If you were to watch Christopher Nolan’s The Dark Knight without knowing anything beforehand about the cast or the plot, you would not recognize Heath Ledger as the Joker. His transformation into Batman’s clown-faced nemesis is just that good. He was so committed to the role he insisted co-star Christian Bale hit him for real in their amazing interrogation room scene, and it’s that commitment and Ledger’s talent that makes him the best reason to watch The Dark Knight. He’s so good that Aaron Eckhart’s equally dark transformation from hero District Attorney Harvey Dent into the monstrous Two-Face is often forgotten in discussions of what is unquestionably the best of Nolan’s Dark Knight trilogy.
If Superman shows you a man can fly, 2008’s Iron Man tells you how. The first entry into what would later become Marvel’s impressive money-making library of superhero movies, Iron Man succeeds by focusing less on the iron and more on the man. Robert Downey Jr. proves himself born to the role of billionaire industrialist Tony Stark whose brush with death forces him to use his genius to help the world rather than profit off its woes. With Jon Favreau’s direction coupled with Downey’s performance, Iron Man not only lay the foundation for the Marvel Cinematic Universe, it forced Hollywood to take superhero movies seriously and helped attract top-tier talent to the world of capes and masks.
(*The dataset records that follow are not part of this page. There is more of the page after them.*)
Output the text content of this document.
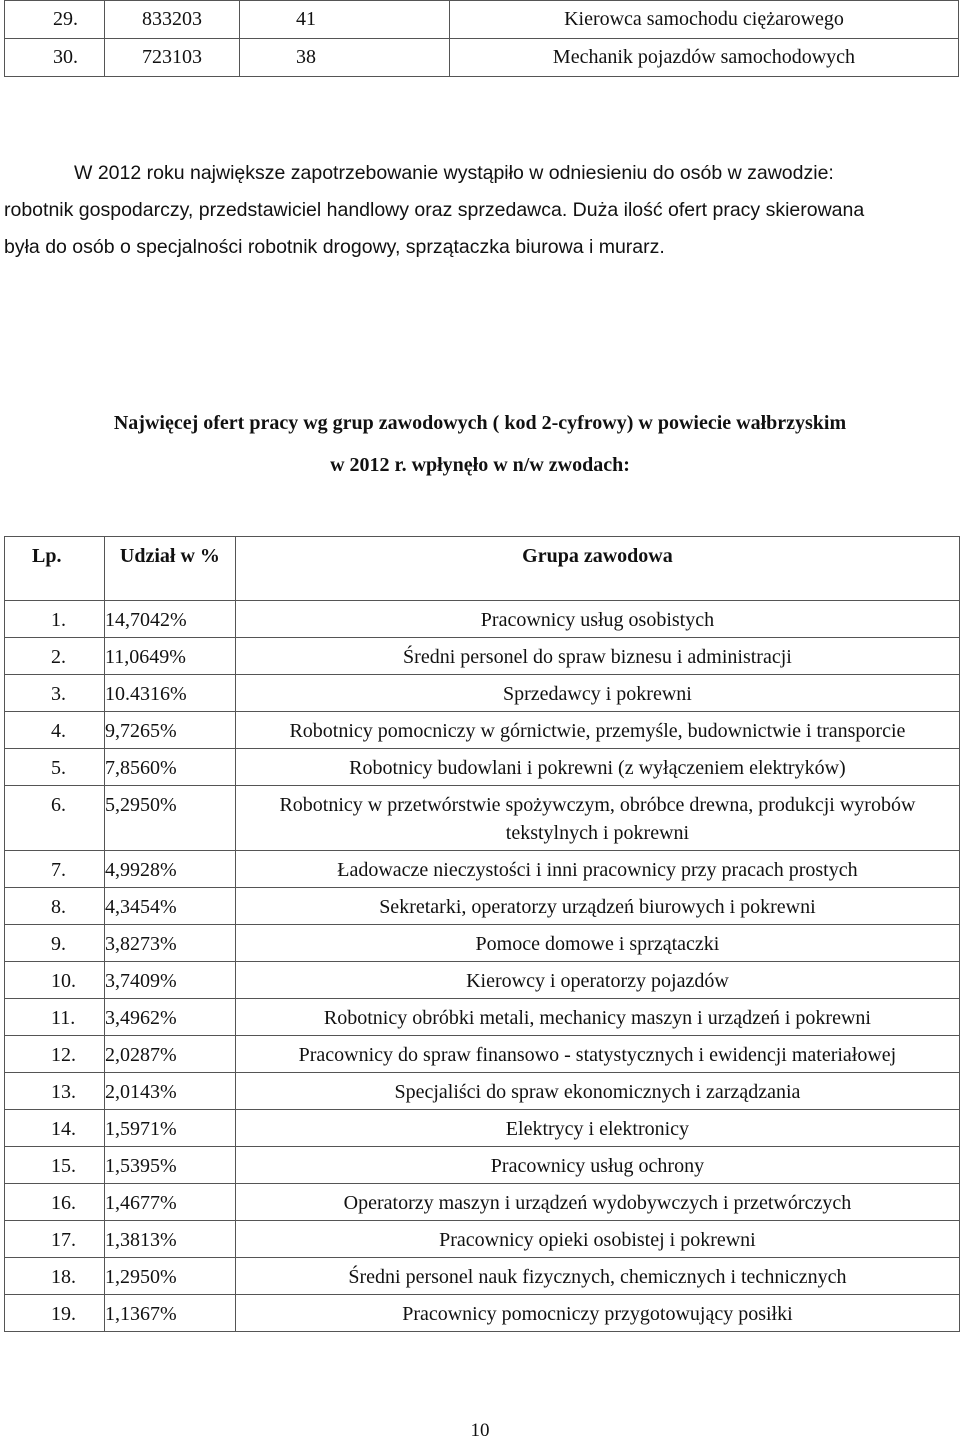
29.	833203	41	Kierowca samochodu ciężarowego
30.	723103	38	Mechanik pojazdów samochodowych

W 2012 roku największe zapotrzebowanie wystąpiło w odniesieniu do osób w zawodzie:
robotnik gospodarczy, przedstawiciel handlowy oraz sprzedawca. Duża ilość ofert pracy skierowana
była do osób o specjalności robotnik drogowy, sprzątaczka biurowa i murarz.

Najwięcej ofert pracy wg grup zawodowych ( kod 2-cyfrowy) w powiecie wałbrzyskim
w 2012 r. wpłynęło w n/w zwodach:
Lp.	Udział w %	Grupa zawodowa
1.	14,7042%	Pracownicy usług osobistych
2.	11,0649%	Średni personel do spraw biznesu i administracji
3.	10.4316%	Sprzedawcy i pokrewni
4.	9,7265%	Robotnicy pomocniczy w górnictwie, przemyśle, budownictwie i transporcie
5.	7,8560%	Robotnicy budowlani i pokrewni (z wyłączeniem elektryków)
6.	5,2950%	Robotnicy w przetwórstwie spożywczym, obróbce drewna, produkcji wyrobów tekstylnych i pokrewni
7.	4,9928%	Ładowacze nieczystości i inni pracownicy przy pracach prostych
8.	4,3454%	Sekretarki, operatorzy urządzeń biurowych i pokrewni
9.	3,8273%	Pomoce domowe i sprzątaczki
10.	3,7409%	Kierowcy i operatorzy pojazdów
11.	3,4962%	Robotnicy obróbki metali, mechanicy maszyn i urządzeń i pokrewni
12.	2,0287%	Pracownicy do spraw finansowo - statystycznych i ewidencji materiałowej
13.	2,0143%	Specjaliści do spraw ekonomicznych i zarządzania
14.	1,5971%	Elektrycy i elektronicy
15.	1,5395%	Pracownicy usług ochrony
16.	1,4677%	Operatorzy maszyn i urządzeń wydobywczych i przetwórczych
17.	1,3813%	Pracownicy opieki osobistej i pokrewni
18.	1,2950%	Średni personel nauk fizycznych, chemicznych i technicznych
19.	1,1367%	Pracownicy pomocniczy przygotowujący posiłki
10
With Logan, director James Mangold created a powerful and surprisingly singular conclusion to the story of Hugh Jackman’s Wolverine. Logan is set in the not-too-distant future when the adamantium lacing Logan’s bones is killing him, Charles Xavier (Patrick Stewart) is slowly losing his mind to Alzheimer’s, and most of the other mutants are dead. Things change for the former heroes when Laura (Dafne Keen) — Logan’s lab-conceived daughter — shows up needing to escape to Canada. Divorced from Fox’s X-Men continuity, Logan goes to emotional places few big-budget superhero films could follow. Stewart’s portrayal of a gracelessly aging Professor X is funny and heartbreaking, and Jackman has never been better as the ruthless hero who made him famous. Logan is sad, often bleak, and utterly beautiful.